USGS Activities in Nevada -- Amargosa Desert Research Site

Significant Findings
Factors Affecting Water, Gas, and Contaminant Transport

Initial water-balance modeling of the Beatty waste site suggested that, under present-day climatic and bare soil conditions, the potential for infrequent percolation of precipitation below a depth of 2 m does exist, in spite of high annual evaporative demands (Nichols, 1987).

Chloride-mass balance estimates of long-term deep percolation rates through the unsaturated zone beneath an undisturbed, vegetated area at the ADRS suggested that percolation of precipitation below a depth of 10 m has been minimal or nonexistent for at least 6,000 (Fouty, 1989) to 16,000 years (Prudic, 1994). The estimated age of 16,000 years for pore water at a depth of 10 m approximates the time when climate in the area was wetter and cooler.

Initial field measurements to characterize the present-day soil-water regime in the upper 13 m of the unsaturated zone beneath an undisturbed, vegetated area documented the dryness of the native soils and sediments and provided data to develop a conceptual understanding of moisture movement (Fischer, 1992).

Laboratory and multiple-year field investigations determined how, and to what degree, features of the natural system can be altered by the installation of a waste disposal facility.

Test-trench construction significantly altered properties and variability of the natural site environment (Andraski, 1996). Results also demonstrated that the lower limit to which hydraulic characterization data normally are measured (i.e., -1.5 MPa, referred to as the permanent wilting point for crops) is not adequate for nonirrigated, desert soils and plants.

Native plants in an undisturbed setting effectively removed available moisture such that the potential for deep percolation of precipitation was limited. Episodic, deep drying during periods of below-average precipitation further limited the potential for deep percolation under natural, vegetated conditions (Gee and others, 1994; Andraski, 1997). In contrast, under nonvegetated waste-site conditions, continued accumulation and downward penetration of infiltrated water was observed during a 5-year test period. Results suggested that the lack of native plants can increase the potential for infiltrated water to contact and enhance the release of buried contaminants.

Field measurements of subsidence and erosion provided information on processes that potentially influence the accumulation and movement of water at a waste-burial site.

Subsidence of test trenches was affected by method of drum placement (stacked versus random) (Andraski, 1990; 1997). Rates of trench-cover subsidence showed a positive relation with cumulative precipitation, but subsidence did not have a measurable influence on the water balance during a 5-year test period. Subsidence continued after more than 5 years.

Erosion was decreased by rock-fragments armoring the near-surface backfill (Andraski and Prudic, 1997). Most of the observed soil loss was attributed to deflation (wind erosion) that occurred during the first 2 years following trench construction.

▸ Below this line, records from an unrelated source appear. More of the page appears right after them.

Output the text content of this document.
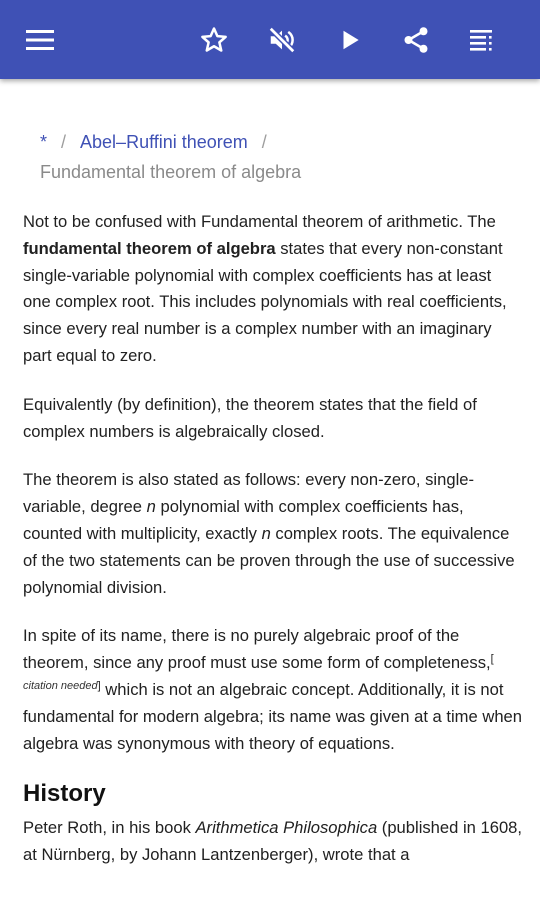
* / Abel–Ruffini theorem /
Fundamental theorem of algebra

Not to be confused with Fundamental theorem of arithmetic. The fundamental theorem of algebra states that every non-constant single-variable polynomial with complex coefficients has at least one complex root. This includes polynomials with real coefficients, since every real number is a complex number with an imaginary part equal to zero.

Equivalently (by definition), the theorem states that the field of complex numbers is algebraically closed.

The theorem is also stated as follows: every non-zero, single-variable, degree n polynomial with complex coefficients has, counted with multiplicity, exactly n complex roots. The equivalence of the two statements can be proven through the use of successive polynomial division.

In spite of its name, there is no purely algebraic proof of the theorem, since any proof must use some form of completeness,[ citation needed] which is not an algebraic concept. Additionally, it is not fundamental for modern algebra; its name was given at a time when algebra was synonymous with theory of equations.

History

Peter Roth, in his book Arithmetica Philosophica (published in 1608, at Nürnberg, by Johann Lantzenberger), wrote that a
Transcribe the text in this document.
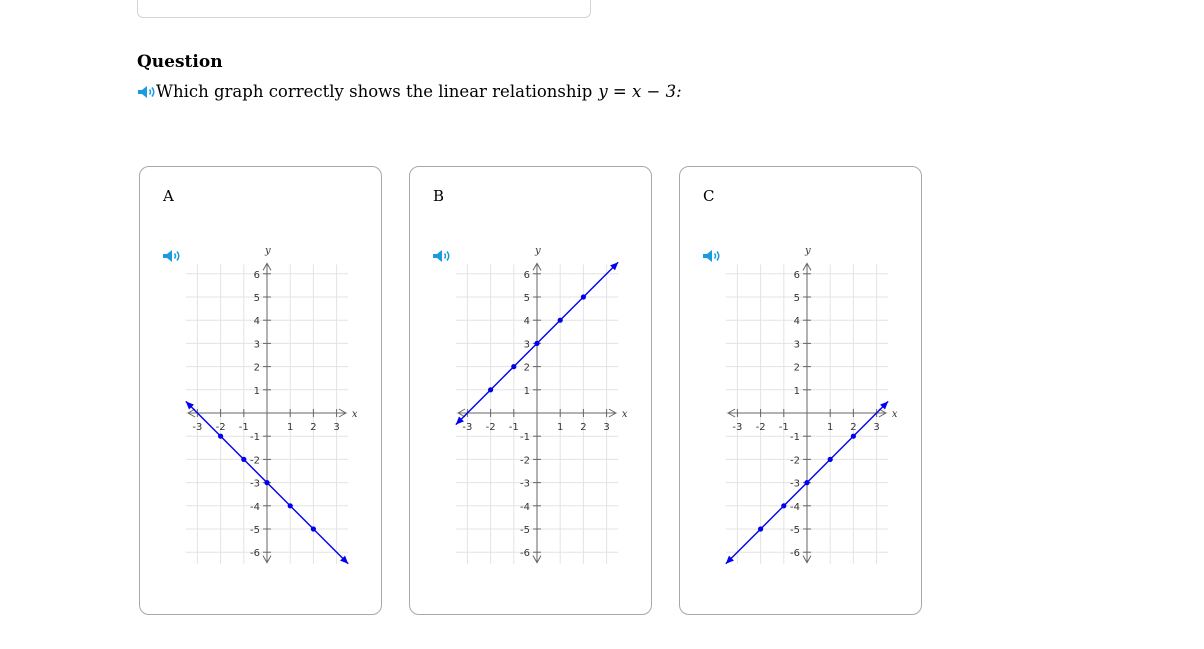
Question
Which graph correctly shows the linear relationship y = x − 3:
A
x
y
-3 -2 -1	1 2 3
-6
-5
-4
-3
-2
-1
1
2
3
4
5
6
B
x
y
-3 -2 -1	1 2 3
-6
-5
-4
-3
-2
-1
1
2
3
4
5
6
C
x
y
-3 -2 -1	1 2 3
-6
-5
-4
-3
-2
-1
1
2
3
4
5
6
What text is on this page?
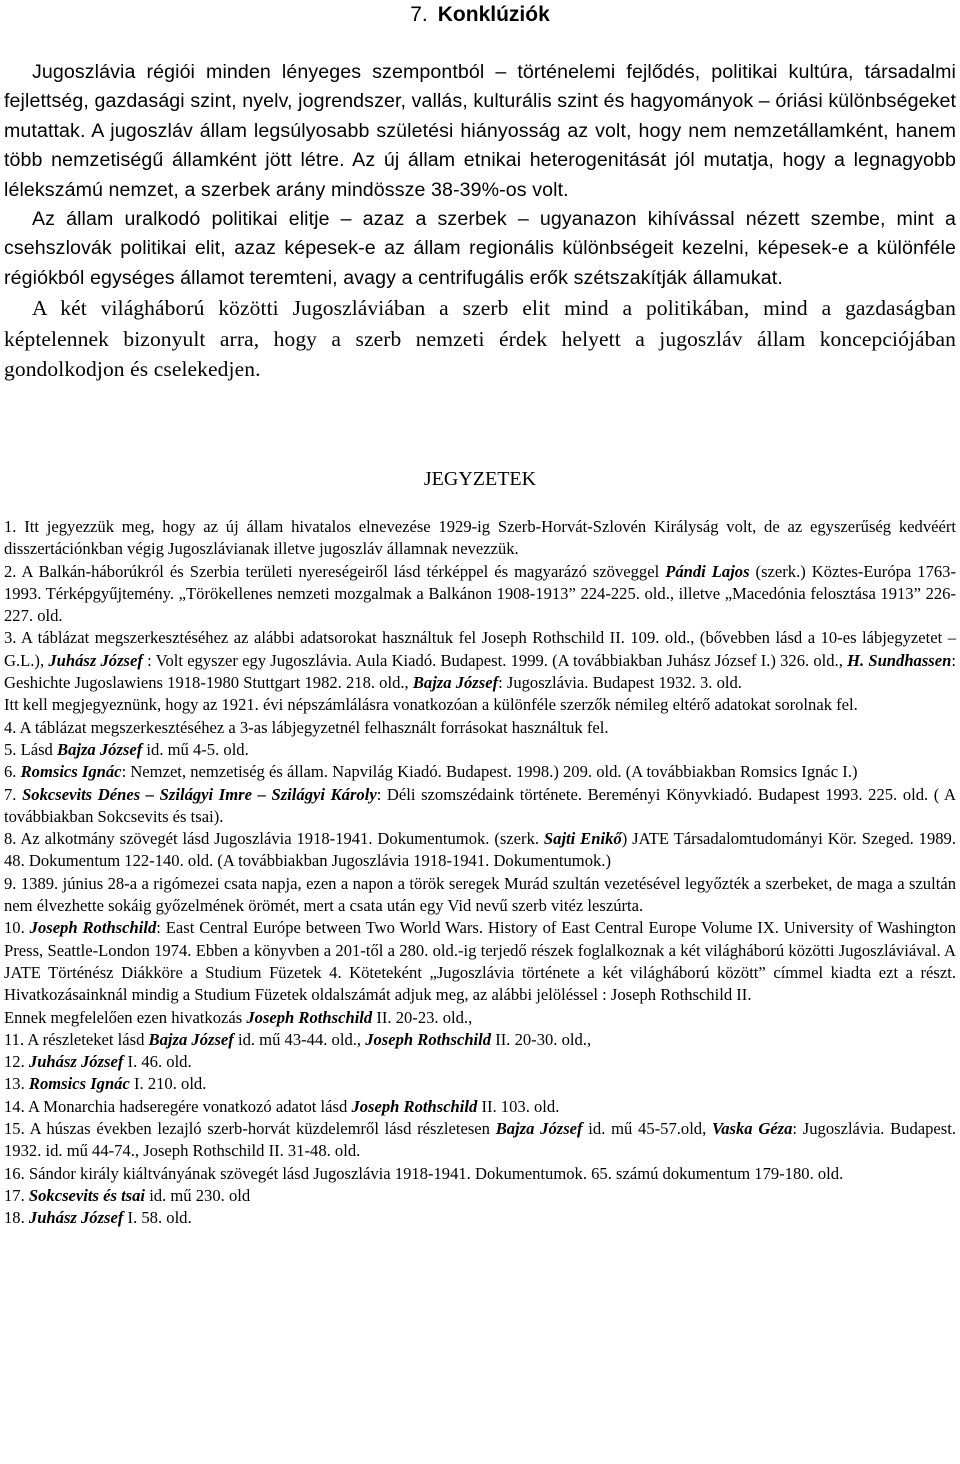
7. Konklúziók

Jugoszlávia régiói minden lényeges szempontból – történelemi fejlődés, politikai kultúra, társadalmi fejlettség, gazdasági szint, nyelv, jogrendszer, vallás, kulturális szint és hagyományok – óriási különbségeket mutattak. A jugoszláv állam legsúlyosabb születési hiányosság az volt, hogy nem nemzetállamként, hanem több nemzetiségű államként jött létre. Az új állam etnikai heterogenitását jól mutatja, hogy a legnagyobb lélekszámú nemzet, a szerbek arány mindössze 38-39%-os volt.

Az állam uralkodó politikai elitje – azaz a szerbek – ugyanazon kihívással nézett szembe, mint a csehszlovák politikai elit, azaz képesek-e az állam regionális különbségeit kezelni, képesek-e a különféle régiókból egységes államot teremteni, avagy a centrifugális erők szétszakítják államukat.

A két világháború közötti Jugoszláviában a szerb elit mind a politikában, mind a gazdaságban képtelennek bizonyult arra, hogy a szerb nemzeti érdek helyett a jugoszláv állam koncepciójában gondolkodjon és cselekedjen.

JEGYZETEK

1. Itt jegyezzük meg, hogy az új állam hivatalos elnevezése 1929-ig Szerb-Horvát-Szlovén Királyság volt, de az egyszerűség kedvéért disszertációnkban végig Jugoszlávianak illetve jugoszláv államnak nevezzük.

2. A Balkán-háborúkról és Szerbia területi nyereségeiről lásd térképpel és magyarázó szöveggel Pándi Lajos (szerk.) Köztes-Európa 1763-1993. Térképgyűjtemény. „Törökellenes nemzeti mozgalmak a Balkánon 1908-1913” 224-225. old., illetve „Macedónia felosztása 1913” 226-227. old.

3. A táblázat megszerkesztéséhez az alábbi adatsorokat használtuk fel Joseph Rothschild II. 109. old., (bővebben lásd a 10-es lábjegyzetet – G.L.), Juhász József : Volt egyszer egy Jugoszlávia. Aula Kiadó. Budapest. 1999. (A továbbiakban Juhász József I.) 326. old., H. Sundhassen: Geshichte Jugoslawiens 1918-1980 Stuttgart 1982. 218. old., Bajza József: Jugoszlávia. Budapest 1932. 3. old.

Itt kell megjegyeznünk, hogy az 1921. évi népszámlálásra vonatkozóan a különféle szerzők némileg eltérő adatokat sorolnak fel.

4. A táblázat megszerkesztéséhez a 3-as lábjegyzetnél felhasznált forrásokat használtuk fel.

5. Lásd Bajza József id. mű 4-5. old.

6. Romsics Ignác: Nemzet, nemzetiség és állam. Napvilág Kiadó. Budapest. 1998.) 209. old. (A továbbiakban Romsics Ignác I.)

7. Sokcsevits Dénes – Szilágyi Imre – Szilágyi Károly: Déli szomszédaink története. Bereményi Könyvkiadó. Budapest 1993. 225. old. ( A továbbiakban Sokcsevits és tsai).

8. Az alkotmány szövegét lásd Jugoszlávia 1918-1941. Dokumentumok. (szerk. Sajti Enikő) JATE Társadalomtudományi Kör. Szeged. 1989. 48. Dokumentum 122-140. old. (A továbbiakban Jugoszlávia 1918-1941. Dokumentumok.)

9. 1389. június 28-a a rigómezei csata napja, ezen a napon a török seregek Murád szultán vezetésével legyőzték a szerbeket, de maga a szultán nem élvezhette sokáig győzelmének örömét, mert a csata után egy Vid nevű szerb vitéz leszúrta.

10. Joseph Rothschild: East Central Európe between Two World Wars. History of East Central Europe Volume IX. University of Washington Press, Seattle-London 1974. Ebben a könyvben a 201-től a 280. old.-ig terjedő részek foglalkoznak a két világháború közötti Jugoszláviával. A JATE Történész Diákköre a Studium Füzetek 4. Köteteként „Jugoszlávia története a két világháború között” címmel kiadta ezt a részt. Hivatkozásainknál mindig a Studium Füzetek oldalszámát adjuk meg, az alábbi jelöléssel : Joseph Rothschild II.

Ennek megfelelően ezen hivatkozás Joseph Rothschild II. 20-23. old.,

11. A részleteket lásd Bajza József id. mű 43-44. old., Joseph Rothschild II. 20-30. old.,

12. Juhász József I. 46. old.

13. Romsics Ignác I. 210. old.

14. A Monarchia hadseregére vonatkozó adatot lásd Joseph Rothschild II. 103. old.

15. A húszas években lezajló szerb-horvát küzdelemről lásd részletesen Bajza József id. mű 45-57.old, Vaska Géza: Jugoszlávia. Budapest. 1932. id. mű 44-74., Joseph Rothschild II. 31-48. old.

16. Sándor király kiáltványának szövegét lásd Jugoszlávia 1918-1941. Dokumentumok. 65. számú dokumentum 179-180. old.

17. Sokcsevits és tsai id. mű 230. old

18. Juhász József I. 58. old.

A new soil-water retention model (Rossi-Nimmo) was found to improve prediction of water potentials and temperatures (Andraski and Jacobson, 2000). Such improvements are important for calculations of liquid and vapor flow in near-surface soils and in deep unsaturated zones of arid and semiarid regions.

Unsaturated-zone gas samples collected from test hole UZB-2, about 100 m away from the waste facility, showed elevated tritium concentrations in water vapor to a depth of 108.8 m and elevated carbon-14 concentrations in carbon dioxide gas to a depth of 34 m (Prudic and Striegl, 1995). Tritium concentration of ground water collected from UZB-2 at the time of drilling was below detection. The carbon-14 dioxide distribution could be partly explained by gaseous diffusion or advective gas transport away from the waste facility. Hypothetical mechanisms that could explain the distribution of tritiated water vapor relied on lateral liquid flow along preferential flow paths (Striegl and others, 1996).

Analysis of pore water extracted from archived core samples and analyses of gas samples showed general increases in tritiated water vapor in the unsaturated zone (1992-96) and a bimodal distribution with depth, in which the greatest concentrations were in a gravelly layer at a depth of about 1-2 m (Prudic and others, 1997).

Isotopic composition of water in the deep unsaturated zone beneath the ADRS indicates that net gradients driving fluxes of water, gas, and heat are directed upwards for undisturbed conditions. Superimposed on the upward-directed flow field, tritium and carbon-14 are migrating away from waste in response to gradients in contaminant concentrations (Prudic and others, 1999; Stonestrom and others, 1999)

Tritium concentrations in shallow (about 1.5-m depth) soil gas samples measured on a grid adjacent to the waste burial area during 1997 and 1998 indicated a general trend of increasing concentrations toward the burial area and little difference in tritium concentrations between the two sampling periods (Striegl and others, 1998; Healy and others, 1999).